THE latest stage in the Northern Ireland peace process is getting under way amid conflicting signals about the intentions of the Irish Republican Army.
A bomb attack in the heart of the British capital on Wednesday night bore all the hallmarks of the IRA, according to London police. But behind the scenes, there are indications that the paramilitary group's political wing, Sinn Fein, may yet come to the conference table to help work out a final settlement to the drawn-out Northern Ireland conflict.
Early that day, British Secretary for Northern Ireland Sir Patrick Mayhew and other government ministers began rushing through legislation to prepare for elections to a peace assembly on May 30 followed by all-party talks on June 10.
Government officials in both London and Dublin expressed "guarded optimism" about the prospects of a new IRA truce before that date.
But hours later on the same day, one of inner London's plushest residential districts was rocked by what an antiterrorist police spokesman described as "almost certainly a small IRA explosive device."
The blast in The Boltons, where film stars, Arab millionaires, and diplomats maintain large houses, caused no injuries and only minor damage.
"The message is clear. The IRA have turned their backs on the peace process. We must batten down the hatches," said David Wilshire, vice chairman of the Conservative Party's Northern Ireland committee.
But government sources said the bomb, though probably the work of the IRA, was not necessarily proof that the peace process was doomed or that the IRA intended to carry on with a campaign of terror.
Mr. Mayhew said on Tuesday that there were still "sensible grounds to be hopeful" of progress in the peace process, and that the IRA must declare a cease-fire "soon" if Sinn Fein was to be allowed into all-party talks.
But Albert Reynolds, the former Irish prime minister, who held office when the IRA declared a cease-fire in the fall of 1994, said he did not expect an immediate announcement of a fresh cease-fire by the IRA. "If the right conditions are brought about by the British government, a review of the whole situation could take place," he said.
Despite the jolt administered by another apparent IRA bomb blast, assessments in London and Dublin of peace prospects seemed relatively unchanged.
A British security source said the latest explosive device was a very small-scale affair, comparable to one that exploded in a litter bin less than a mile away from The Boltons on March 9.
It was nowhere near as deadly, the source said, as the huge bomb the IRA planted in London's financial district on Feb. 9, which killed two people, injured many, and shattered the IRA's 17-month cease-fire.
The IRA seeks a break
Police said Wednesday's blast was preceded by a coded IRA message to a London news agency. It was detonated less than 24 hours before the House of Commons was due to debate a bill to pave the way for the election of a Northern Ireland peace assembly.
British members of Parliament say the IRA, by carrying out strictly limited attacks on soft targets, may be trying to pressure London to soften its line on conditions for Sinn Fein joining the peace process.
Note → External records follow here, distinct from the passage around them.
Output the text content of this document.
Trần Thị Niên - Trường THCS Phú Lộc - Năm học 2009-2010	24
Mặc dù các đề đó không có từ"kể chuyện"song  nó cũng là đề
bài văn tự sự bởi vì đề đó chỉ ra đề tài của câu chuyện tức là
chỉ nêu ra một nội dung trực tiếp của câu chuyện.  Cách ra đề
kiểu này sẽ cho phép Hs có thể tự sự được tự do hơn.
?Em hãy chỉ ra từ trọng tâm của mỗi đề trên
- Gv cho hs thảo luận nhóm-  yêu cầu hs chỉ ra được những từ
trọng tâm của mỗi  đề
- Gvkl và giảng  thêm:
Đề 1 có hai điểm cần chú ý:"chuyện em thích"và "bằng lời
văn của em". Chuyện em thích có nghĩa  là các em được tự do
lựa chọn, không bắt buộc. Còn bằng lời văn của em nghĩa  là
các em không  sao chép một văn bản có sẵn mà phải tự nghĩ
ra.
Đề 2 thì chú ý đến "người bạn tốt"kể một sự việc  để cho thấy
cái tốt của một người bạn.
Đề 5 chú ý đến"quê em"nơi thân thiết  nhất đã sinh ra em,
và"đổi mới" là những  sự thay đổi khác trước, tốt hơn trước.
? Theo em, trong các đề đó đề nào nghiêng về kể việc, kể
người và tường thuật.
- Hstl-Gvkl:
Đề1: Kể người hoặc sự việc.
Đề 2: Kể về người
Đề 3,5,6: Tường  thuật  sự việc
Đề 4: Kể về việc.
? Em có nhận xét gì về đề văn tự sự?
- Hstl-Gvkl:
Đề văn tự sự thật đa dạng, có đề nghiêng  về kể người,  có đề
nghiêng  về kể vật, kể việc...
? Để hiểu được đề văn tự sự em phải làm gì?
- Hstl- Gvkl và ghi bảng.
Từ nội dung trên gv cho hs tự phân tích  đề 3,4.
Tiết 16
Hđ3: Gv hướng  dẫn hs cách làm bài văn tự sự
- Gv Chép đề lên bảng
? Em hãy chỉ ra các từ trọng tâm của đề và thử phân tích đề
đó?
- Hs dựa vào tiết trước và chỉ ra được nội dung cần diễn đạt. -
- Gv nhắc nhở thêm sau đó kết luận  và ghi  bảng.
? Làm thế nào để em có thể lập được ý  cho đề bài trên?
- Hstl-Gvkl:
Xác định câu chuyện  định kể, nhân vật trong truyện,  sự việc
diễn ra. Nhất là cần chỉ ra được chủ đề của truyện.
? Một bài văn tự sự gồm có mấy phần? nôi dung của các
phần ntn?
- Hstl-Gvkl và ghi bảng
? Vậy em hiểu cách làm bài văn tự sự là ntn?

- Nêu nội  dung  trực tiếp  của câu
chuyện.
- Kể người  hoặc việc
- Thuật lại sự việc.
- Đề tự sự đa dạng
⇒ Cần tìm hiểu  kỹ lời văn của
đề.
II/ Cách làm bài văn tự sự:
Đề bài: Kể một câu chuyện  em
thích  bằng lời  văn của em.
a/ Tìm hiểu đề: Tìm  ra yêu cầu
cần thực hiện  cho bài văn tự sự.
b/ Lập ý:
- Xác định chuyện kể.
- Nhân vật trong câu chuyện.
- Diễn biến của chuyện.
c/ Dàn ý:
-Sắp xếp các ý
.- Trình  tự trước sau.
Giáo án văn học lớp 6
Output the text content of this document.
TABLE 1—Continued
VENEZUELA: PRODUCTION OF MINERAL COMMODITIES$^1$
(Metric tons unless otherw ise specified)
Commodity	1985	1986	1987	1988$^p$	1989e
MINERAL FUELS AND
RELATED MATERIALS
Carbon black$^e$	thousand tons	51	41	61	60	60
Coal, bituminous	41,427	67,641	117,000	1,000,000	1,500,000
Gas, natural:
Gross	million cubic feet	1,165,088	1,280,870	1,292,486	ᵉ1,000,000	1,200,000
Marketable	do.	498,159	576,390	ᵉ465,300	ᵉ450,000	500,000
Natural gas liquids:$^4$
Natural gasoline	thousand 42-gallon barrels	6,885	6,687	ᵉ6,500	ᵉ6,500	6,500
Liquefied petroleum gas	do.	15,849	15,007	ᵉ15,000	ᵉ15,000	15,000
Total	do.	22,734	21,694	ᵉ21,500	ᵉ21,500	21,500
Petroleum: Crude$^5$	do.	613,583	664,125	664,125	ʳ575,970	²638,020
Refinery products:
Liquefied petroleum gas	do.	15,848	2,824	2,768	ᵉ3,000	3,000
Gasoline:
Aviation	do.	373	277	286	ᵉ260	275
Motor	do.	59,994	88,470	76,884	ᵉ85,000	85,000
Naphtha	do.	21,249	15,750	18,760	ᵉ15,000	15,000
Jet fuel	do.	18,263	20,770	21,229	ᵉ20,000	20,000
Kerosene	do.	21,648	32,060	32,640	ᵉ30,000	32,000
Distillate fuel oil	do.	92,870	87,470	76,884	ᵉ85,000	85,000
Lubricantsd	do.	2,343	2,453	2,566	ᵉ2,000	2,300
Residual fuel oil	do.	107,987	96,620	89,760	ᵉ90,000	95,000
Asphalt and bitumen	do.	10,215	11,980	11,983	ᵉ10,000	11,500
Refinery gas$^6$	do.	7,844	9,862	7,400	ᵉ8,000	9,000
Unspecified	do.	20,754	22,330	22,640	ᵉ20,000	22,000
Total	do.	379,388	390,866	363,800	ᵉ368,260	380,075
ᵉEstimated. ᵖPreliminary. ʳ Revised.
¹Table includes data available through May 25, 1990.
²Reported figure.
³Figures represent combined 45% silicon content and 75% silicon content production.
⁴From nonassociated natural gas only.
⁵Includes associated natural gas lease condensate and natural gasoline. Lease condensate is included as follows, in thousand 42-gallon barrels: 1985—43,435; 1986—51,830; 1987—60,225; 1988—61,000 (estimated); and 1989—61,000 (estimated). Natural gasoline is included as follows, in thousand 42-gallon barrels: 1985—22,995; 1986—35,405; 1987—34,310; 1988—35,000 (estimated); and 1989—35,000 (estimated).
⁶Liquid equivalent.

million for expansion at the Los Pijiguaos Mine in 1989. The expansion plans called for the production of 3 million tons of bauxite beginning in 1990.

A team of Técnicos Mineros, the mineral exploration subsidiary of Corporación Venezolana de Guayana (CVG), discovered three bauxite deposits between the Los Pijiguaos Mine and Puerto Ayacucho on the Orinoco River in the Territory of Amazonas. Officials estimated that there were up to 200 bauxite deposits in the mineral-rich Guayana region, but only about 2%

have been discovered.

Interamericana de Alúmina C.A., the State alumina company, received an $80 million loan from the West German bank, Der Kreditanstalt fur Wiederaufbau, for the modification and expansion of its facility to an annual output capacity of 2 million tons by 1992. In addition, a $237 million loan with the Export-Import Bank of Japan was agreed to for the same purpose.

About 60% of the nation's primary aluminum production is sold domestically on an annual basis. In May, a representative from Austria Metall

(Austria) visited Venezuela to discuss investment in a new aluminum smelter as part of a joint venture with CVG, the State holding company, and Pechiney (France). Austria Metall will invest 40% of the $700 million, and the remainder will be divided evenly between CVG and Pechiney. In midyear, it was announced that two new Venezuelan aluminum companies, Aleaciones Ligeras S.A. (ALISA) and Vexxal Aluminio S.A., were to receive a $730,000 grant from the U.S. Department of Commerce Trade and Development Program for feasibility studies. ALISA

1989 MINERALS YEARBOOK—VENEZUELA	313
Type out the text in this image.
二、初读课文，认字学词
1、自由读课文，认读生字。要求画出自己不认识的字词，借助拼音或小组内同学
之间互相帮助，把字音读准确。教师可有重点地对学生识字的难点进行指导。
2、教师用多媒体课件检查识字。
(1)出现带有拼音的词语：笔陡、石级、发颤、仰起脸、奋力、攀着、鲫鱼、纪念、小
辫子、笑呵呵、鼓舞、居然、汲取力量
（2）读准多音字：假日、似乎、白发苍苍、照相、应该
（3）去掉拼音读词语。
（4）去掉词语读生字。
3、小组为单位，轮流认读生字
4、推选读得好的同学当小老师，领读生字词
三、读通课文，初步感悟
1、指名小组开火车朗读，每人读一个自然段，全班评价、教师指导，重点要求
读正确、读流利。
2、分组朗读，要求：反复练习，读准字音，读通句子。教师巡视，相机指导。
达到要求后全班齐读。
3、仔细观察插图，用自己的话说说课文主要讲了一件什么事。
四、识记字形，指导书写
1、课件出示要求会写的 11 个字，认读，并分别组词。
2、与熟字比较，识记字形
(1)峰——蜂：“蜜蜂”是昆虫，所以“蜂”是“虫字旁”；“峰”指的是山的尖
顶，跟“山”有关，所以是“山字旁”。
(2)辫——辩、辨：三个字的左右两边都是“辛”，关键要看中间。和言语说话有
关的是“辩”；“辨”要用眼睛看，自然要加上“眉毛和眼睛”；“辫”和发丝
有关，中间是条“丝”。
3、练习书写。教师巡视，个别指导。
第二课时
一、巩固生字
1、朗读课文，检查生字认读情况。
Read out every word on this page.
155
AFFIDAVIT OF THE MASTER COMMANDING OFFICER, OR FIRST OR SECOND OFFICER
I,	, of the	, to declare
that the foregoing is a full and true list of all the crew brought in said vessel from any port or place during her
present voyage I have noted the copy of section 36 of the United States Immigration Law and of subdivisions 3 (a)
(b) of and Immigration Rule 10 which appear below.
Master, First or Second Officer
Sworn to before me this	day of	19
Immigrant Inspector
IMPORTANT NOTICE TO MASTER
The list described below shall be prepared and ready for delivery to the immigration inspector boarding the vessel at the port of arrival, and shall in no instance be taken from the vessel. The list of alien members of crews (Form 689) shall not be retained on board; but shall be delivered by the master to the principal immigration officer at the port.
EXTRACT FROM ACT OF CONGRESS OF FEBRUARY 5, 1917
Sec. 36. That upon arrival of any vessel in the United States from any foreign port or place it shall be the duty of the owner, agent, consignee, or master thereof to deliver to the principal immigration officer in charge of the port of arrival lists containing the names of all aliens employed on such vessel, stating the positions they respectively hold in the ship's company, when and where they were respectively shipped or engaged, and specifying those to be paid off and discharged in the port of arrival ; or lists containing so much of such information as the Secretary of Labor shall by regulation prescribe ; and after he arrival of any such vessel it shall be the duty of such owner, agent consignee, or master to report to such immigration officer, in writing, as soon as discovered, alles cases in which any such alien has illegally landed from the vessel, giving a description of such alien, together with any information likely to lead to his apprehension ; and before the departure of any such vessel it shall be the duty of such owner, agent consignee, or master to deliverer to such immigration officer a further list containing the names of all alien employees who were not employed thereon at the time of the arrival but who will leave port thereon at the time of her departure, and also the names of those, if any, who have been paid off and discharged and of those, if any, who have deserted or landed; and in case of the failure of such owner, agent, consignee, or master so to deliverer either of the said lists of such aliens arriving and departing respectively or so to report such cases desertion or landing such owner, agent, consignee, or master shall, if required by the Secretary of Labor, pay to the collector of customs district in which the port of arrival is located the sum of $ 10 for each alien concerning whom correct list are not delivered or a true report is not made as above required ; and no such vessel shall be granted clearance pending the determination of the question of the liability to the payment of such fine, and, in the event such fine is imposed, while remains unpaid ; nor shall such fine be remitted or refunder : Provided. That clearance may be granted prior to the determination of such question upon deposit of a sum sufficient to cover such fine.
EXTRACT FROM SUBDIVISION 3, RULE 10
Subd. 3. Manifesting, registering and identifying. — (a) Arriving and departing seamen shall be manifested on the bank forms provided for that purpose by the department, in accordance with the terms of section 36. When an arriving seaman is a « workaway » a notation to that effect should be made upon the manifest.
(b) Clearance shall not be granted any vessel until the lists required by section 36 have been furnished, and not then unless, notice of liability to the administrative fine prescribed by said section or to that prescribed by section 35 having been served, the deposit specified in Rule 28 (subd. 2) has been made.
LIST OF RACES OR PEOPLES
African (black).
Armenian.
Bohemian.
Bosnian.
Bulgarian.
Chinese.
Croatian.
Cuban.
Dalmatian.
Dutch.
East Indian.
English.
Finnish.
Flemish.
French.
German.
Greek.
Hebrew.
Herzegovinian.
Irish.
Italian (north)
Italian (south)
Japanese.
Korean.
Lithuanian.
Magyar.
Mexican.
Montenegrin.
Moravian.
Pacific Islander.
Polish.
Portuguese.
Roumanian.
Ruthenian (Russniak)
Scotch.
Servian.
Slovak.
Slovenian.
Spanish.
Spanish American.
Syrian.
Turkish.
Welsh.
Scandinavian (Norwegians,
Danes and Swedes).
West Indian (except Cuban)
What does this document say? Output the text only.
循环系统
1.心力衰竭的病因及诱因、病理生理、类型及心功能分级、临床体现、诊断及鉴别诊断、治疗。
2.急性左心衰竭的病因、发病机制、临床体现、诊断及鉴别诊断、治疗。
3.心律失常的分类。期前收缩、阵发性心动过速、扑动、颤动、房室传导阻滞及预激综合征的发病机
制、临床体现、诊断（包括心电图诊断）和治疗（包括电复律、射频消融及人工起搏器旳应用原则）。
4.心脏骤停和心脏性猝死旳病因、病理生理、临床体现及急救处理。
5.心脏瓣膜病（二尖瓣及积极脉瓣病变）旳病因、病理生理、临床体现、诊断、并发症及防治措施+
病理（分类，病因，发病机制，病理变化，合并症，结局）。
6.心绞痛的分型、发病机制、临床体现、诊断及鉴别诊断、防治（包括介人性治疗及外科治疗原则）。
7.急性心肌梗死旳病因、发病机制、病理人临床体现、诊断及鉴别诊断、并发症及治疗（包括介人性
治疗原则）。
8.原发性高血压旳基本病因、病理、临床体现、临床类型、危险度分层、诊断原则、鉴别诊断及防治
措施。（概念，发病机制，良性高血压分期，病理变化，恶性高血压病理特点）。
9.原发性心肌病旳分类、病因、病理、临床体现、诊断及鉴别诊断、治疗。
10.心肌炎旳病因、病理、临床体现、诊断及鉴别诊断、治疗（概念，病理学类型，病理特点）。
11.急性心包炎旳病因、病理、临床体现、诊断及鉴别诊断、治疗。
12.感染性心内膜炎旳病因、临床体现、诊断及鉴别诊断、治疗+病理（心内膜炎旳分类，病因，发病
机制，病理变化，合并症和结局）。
"I think it is no accident that this latest bomb has been placed on the eve of the debate about the peace assembly," said Seamus Mallon, deputy leader of Northern Ireland's mainly Catholic and moderate Social Democratic and Labour Party.
The British government is insisting that the IRA must accept the principles of nonviolence before Sinn Fein can be allowed to take part in all-party talks.
Martin McGuinness, Sinn Fein's chief negotiator, said Tuesday that if London dropped these "preconditions" he would be willing to urge the IRA to restore the cease-fire that it brought to an end in February.
There is speculation that the Irish and British governments are working privately with Sinn Fein to hammer out a compromise.
Speaking during a visit to Prague, British Prime Minister John Major said yesterday that the bomb would "not derail the peace process."